Nevertheless, all this is not enough to forgive the grind that's to come. Get stuck into the various campaigns and you'll fall rapidly into a save-point attrition of moderately frustrating progress. The levels are, it seems, either too difficult and therefore agonising to play, or incredibly easy and unsatisfying, with your super-units devastating the hapless AI. It's baffling: as if much of the game had been put together without any kind of testing or care. I can't believe that anyone played through some of these levels and thought "well that's great". Instead, they left me with the puzzling feeling that they were unfinished, or that they were deliberately out of whack.
Eugh, and that very first level is still with me. What were they thinking? Did they not bother to make sure it was playable and fun? Why didn't they just launch into a great big base-building brawl like we're used to? Why wasn't it even a good-looking first mission? Perhaps I'm over-reacting - after all, can one atrociously misjudged outing really ruin a game? Maybe not, but it certainly sets the tone. What's even more frustrating, however, are the handful of missions where you take control of Yuriko Omega, the psychic-arsenal schoolgirl, as she escapes from her captors and wreaks vengeance on the world.

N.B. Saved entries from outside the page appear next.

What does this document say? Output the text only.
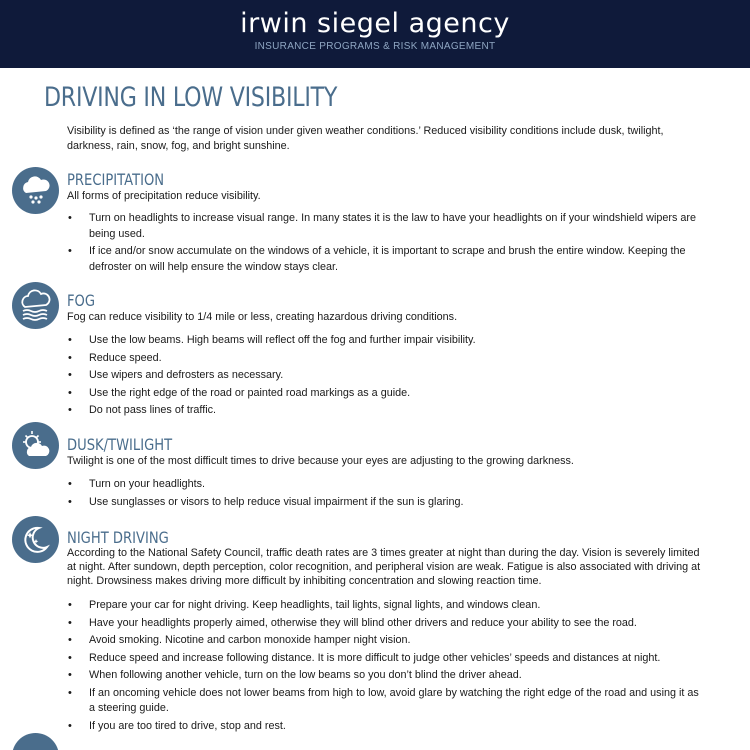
irwin siegel agency
INSURANCE PROGRAMS & RISK MANAGEMENT
DRIVING IN LOW VISIBILITY

Visibility is defined as ‘the range of vision under given weather conditions.’ Reduced visibility conditions include dusk, twilight, darkness, rain, snow, fog, and bright sunshine.

PRECIPITATION

All forms of precipitation reduce visibility.

• Turn on headlights to increase visual range. In many states it is the law to have your headlights on if your windshield wipers are being used.
• If ice and/or snow accumulate on the windows of a vehicle, it is important to scrape and brush the entire window. Keeping the defroster on will help ensure the window stays clear.
FOG

Fog can reduce visibility to 1/4 mile or less, creating hazardous driving conditions.

• Use the low beams. High beams will reflect off the fog and further impair visibility.
• Reduce speed.
• Use wipers and defrosters as necessary.
• Use the right edge of the road or painted road markings as a guide.
• Do not pass lines of traffic.
DUSK/TWILIGHT

Twilight is one of the most difficult times to drive because your eyes are adjusting to the growing darkness.

• Turn on your headlights.
• Use sunglasses or visors to help reduce visual impairment if the sun is glaring.
NIGHT DRIVING

According to the National Safety Council, traffic death rates are 3 times greater at night than during the day. Vision is severely limited at night. After sundown, depth perception, color recognition, and peripheral vision are weak. Fatigue is also associated with driving at night. Drowsiness makes driving more difficult by inhibiting concentration and slowing reaction time.

• Prepare your car for night driving. Keep headlights, tail lights, signal lights, and windows clean.
• Have your headlights properly aimed, otherwise they will blind other drivers and reduce your ability to see the road.
• Avoid smoking. Nicotine and carbon monoxide hamper night vision.
• Reduce speed and increase following distance. It is more difficult to judge other vehicles’ speeds and distances at night.
• When following another vehicle, turn on the low beams so you don’t blind the driver ahead.
• If an oncoming vehicle does not lower beams from high to low, avoid glare by watching the right edge of the road and using it as a steering guide.
• If you are too tired to drive, stop and rest.
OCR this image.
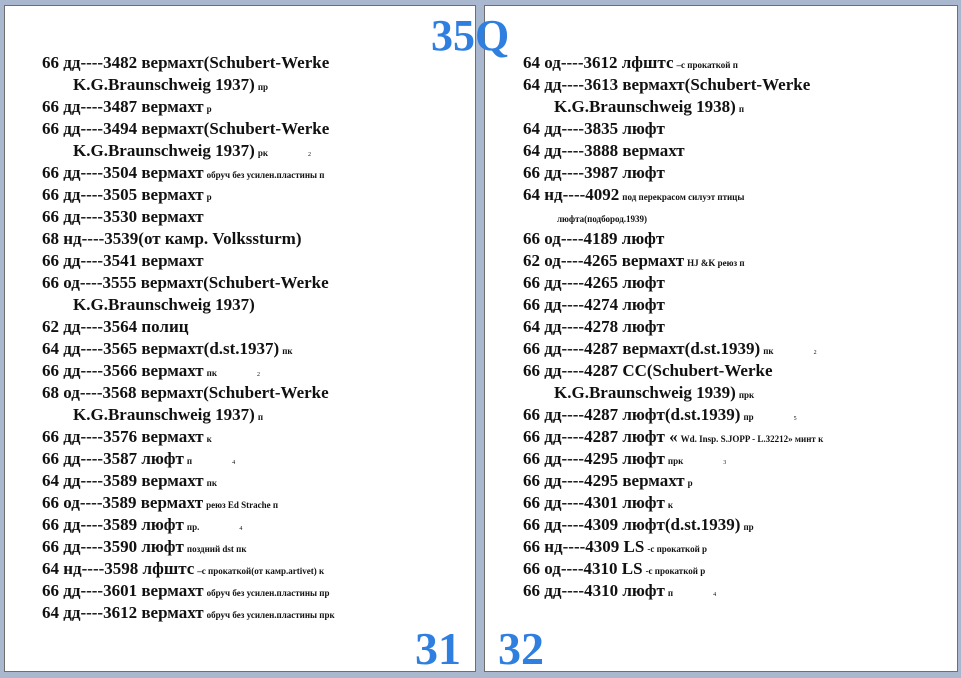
66 дд----3482 вермахт(Schubert-Werke
K.G.Braunschweig 1937) пр
66 дд----3487 вермахт р
66 дд----3494 вермахт(Schubert-Werke
K.G.Braunschweig 1937) рк	2
66 дд----3504 вермахт обруч без усилен.пластины п
66 дд----3505 вермахт р
66 дд----3530 вермахт
68 нд----3539(от камр. Volkssturm)
66 дд----3541 вермахт
66 од----3555 вермахт(Schubert-Werke
K.G.Braunschweig 1937)
62 дд----3564 полиц
64 дд----3565 вермахт(d.st.1937) пк
66 дд----3566 вермахт пк	2
68 од----3568 вермахт(Schubert-Werke
K.G.Braunschweig 1937) п
66 дд----3576 вермахт к
66 дд----3587 люфт п	4
64 дд----3589 вермахт пк
66 од----3589 вермахт реюз Ed Strache п
66 дд----3589 люфт пр.	4
66 дд----3590 люфт поздний dst пк
64 нд----3598 лфштс –с прокаткой(от камр.artivet) к
66 дд----3601 вермахт обруч без усилен.пластины пр
64 дд----3612 вермахт обруч без усилен.пластины прк
31
64 од----3612 лфштс –с прокаткой п
64 дд----3613 вермахт(Schubert-Werke
K.G.Braunschweig 1938) п
64 дд----3835 люфт
64 дд----3888 вермахт
66 дд----3987 люфт
64 нд----4092 под перекрасом силуэт птицы
люфта(подбород.1939)
66 од----4189 люфт
62 од----4265 вермахт HJ &K реюз п
66 дд----4265 люфт
66 дд----4274 люфт
64 дд----4278 люфт
66 дд----4287 вермахт(d.st.1939) пк	2
66 дд----4287 СС(Schubert-Werke
K.G.Braunschweig 1939) прк
66 дд----4287 люфт(d.st.1939) пр	5
66 дд----4287 люфт « Wd. Insp. S.JOPP - L.32212» минт к
66 дд----4295 люфт прк	3
66 дд----4295 вермахт р
66 дд----4301 люфт к
66 дд----4309 люфт(d.st.1939) пр
66 нд----4309 LS -с прокаткой р
66 од----4310 LS -с прокаткой р
66 дд----4310 люфт п	4
32
35Q
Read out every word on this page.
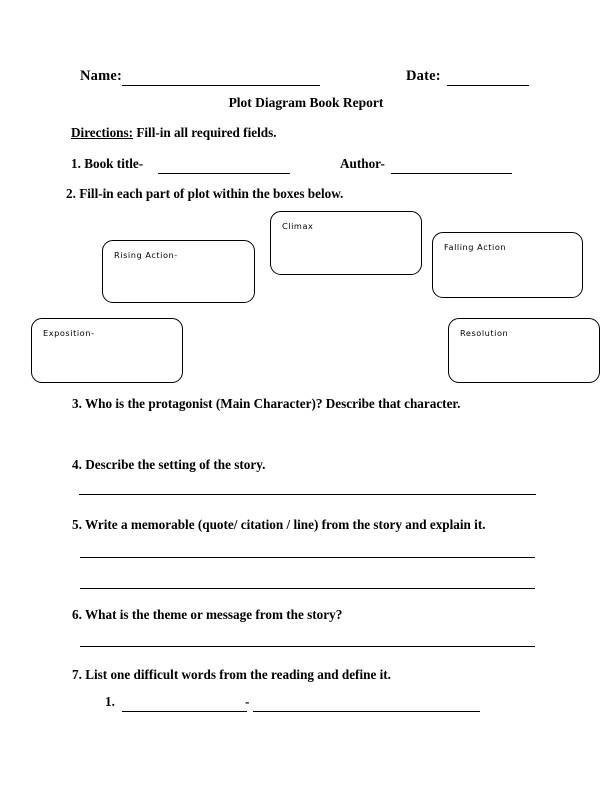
Name:	Date:
Plot Diagram Book Report
Directions: Fill-in all required fields.
1. Book title-	Author-
2. Fill-in each part of plot within the boxes below.
Climax
Falling Action
Rising Action-
Exposition-	Resolution
3. Who is the protagonist (Main Character)? Describe that character.
4. Describe the setting of the story.
5. Write a memorable (quote/ citation / line) from the story and explain it.
6. What is the theme or message from the story?
7. List one difficult words from the reading and define it.
1.	-
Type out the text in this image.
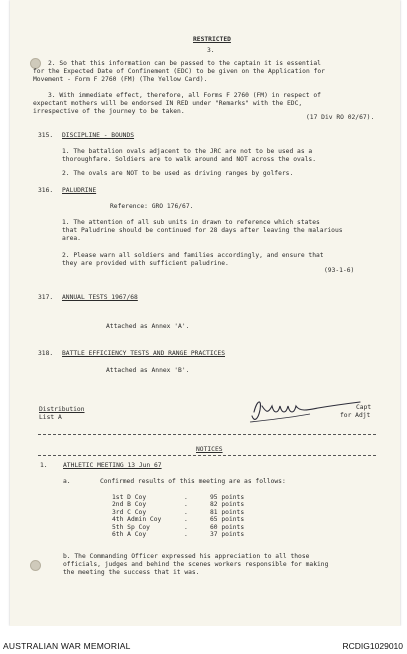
RESTRICTED
3.
2. So that this information can be passed to the captain it is essential
for the Expected Date of Confinement (EDC) to be given on the Application for
Movement - Form F 2760 (FM) (The Yellow Card).
3. With immediate effect, therefore, all Forms F 2760 (FM) in respect of
expectant mothers will be endorsed IN RED under "Remarks" with the EDC,
irrespective of the journey to be taken.
(17 Div RO 02/67).
315. DISCIPLINE - BOUNDS
1. The battalion ovals adjacent to the JRC are not to be used as a
thoroughfare. Soldiers are to walk around and NOT across the ovals.
2. The ovals are NOT to be used as driving ranges by golfers.
316. PALUDRINE
Reference: GRO 176/67.
1. The attention of all sub units in drawn to reference which states
that Paludrine should be continued for 28 days after leaving the malarious
area.
2. Please warn all soldiers and families accordingly, and ensure that
they are provided with sufficient paludrine.
(93-1-6)
317. ANNUAL TESTS 1967/68
Attached as Annex 'A'.
318. BATTLE EFFICIENCY TESTS AND RANGE PRACTICES
Attached as Annex 'B'.
Distribution
List A
Capt
for Adjt
NOTICES
1. ATHLETIC MEETING 13 Jun 67
a.	Confirmed results of this meeting are as follows:
1st D Coy	.	95 points
2nd B Coy	.	82 points
3rd C Coy	.	81 points
4th Admin Coy	.	65 points
5th Sp Coy	.	60 points
6th A Coy	.	37 points
b. The Commanding Officer expressed his appreciation to all those
officials, judges and behind the scenes workers responsible for making
the meeting the success that it was.
AUSTRALIAN WAR MEMORIAL	RCDIG1029010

I'ts here that the game actually manages to entertain, even dazzle.
As the ferocious floating-girl of death you pick up tanks and hurl them around, blast dudes with a psychic bomb, take over the minds of ninjas and make them fight for you. Yuriko's sections in Uprising are something like a dungeon crawl, only heavy on the massive fireworks and mad carnage. It's actually quite fun just to destroy her surroundings, and it offers a look what Uprising might have been like if the game had been based purely around her exploits, rather than stumbling stupidly into the rote mission designs that make up the rest of it. Yuriko's exploding carnival of psionic death is a wonderful thing to experience, and I don't see any reason why some clever design and storytelling couldn't have made a full campaign of it: a kind of Dawn of War with angry schoolgirls.
This is where the sparkiest ideas and most entertaining visuals of Uprising are found, and it's fortunate that they made it the one part of the game that's playable without having to do that excruciating Russian mission. It at least makes you feel like you want to continue playing, and that the USD 20 isn't entirely wasted.
Nevertheless, Yuriko's heroic experiments in mass carnage do not entirely save this from being a rather underwhelming offering: she's just three large levels. The rest of the game might be dressed up in FMV spangles, but it's simply not produced to the high standards of the original game. There's skirmish aplenty, but no co-op, and in fact no new multiplayer offering whatsoever. I'm kind of okay with that, but I do hope that there's another downloadable expansion for Red Alert 3 that remembers why the co-op was so compelling - it might help to balance out some of the residual badness I'm feeling after sinking hours into Uprising.